Here, Lenihan speaks for all of us who witness the recent decades that have transformed the physical and spiritual Irish landscapes irrevocably. Lenihan's compilation of oral testimony, mainly gathered from the region, witnesses a less manicured environment. There, ringforts survive as fairy redoubts, lights dance and dust puffs as evidence of fairy activity, and those of us who dare to cross to their side live shortly or longer afterwards, seemingly at the whim of beings diminished in size but not in power. Speaking Irish, hurling, dancing, they represent the survival of a "hidden Ireland" refusing to capitulate to the modern age, just as Daniel Corkery wrote, perhaps romantically I admit, of the 18c bards clinging to the their remnants of an indigenous Munster mentality.
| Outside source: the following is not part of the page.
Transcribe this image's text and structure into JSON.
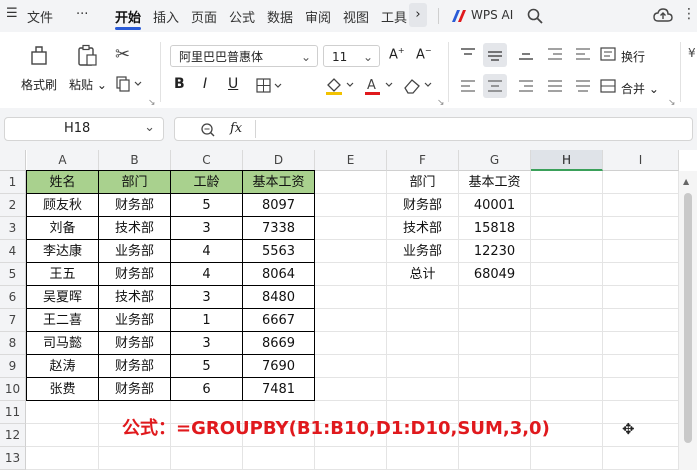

Lenihan's collected accounts of rural informants tell us of an era that may, I hazard, hearken back to a "race memory" of the Iron Age, as the indigenous people retreated before the triumph of the unbending ax and the steely blade, so that their descendants the Tuatha de Danaan cringe before the mower's scythe or the spalpeen's knife, while we flee from their nocturnal hegemony across flowing water to at least temporary refuge.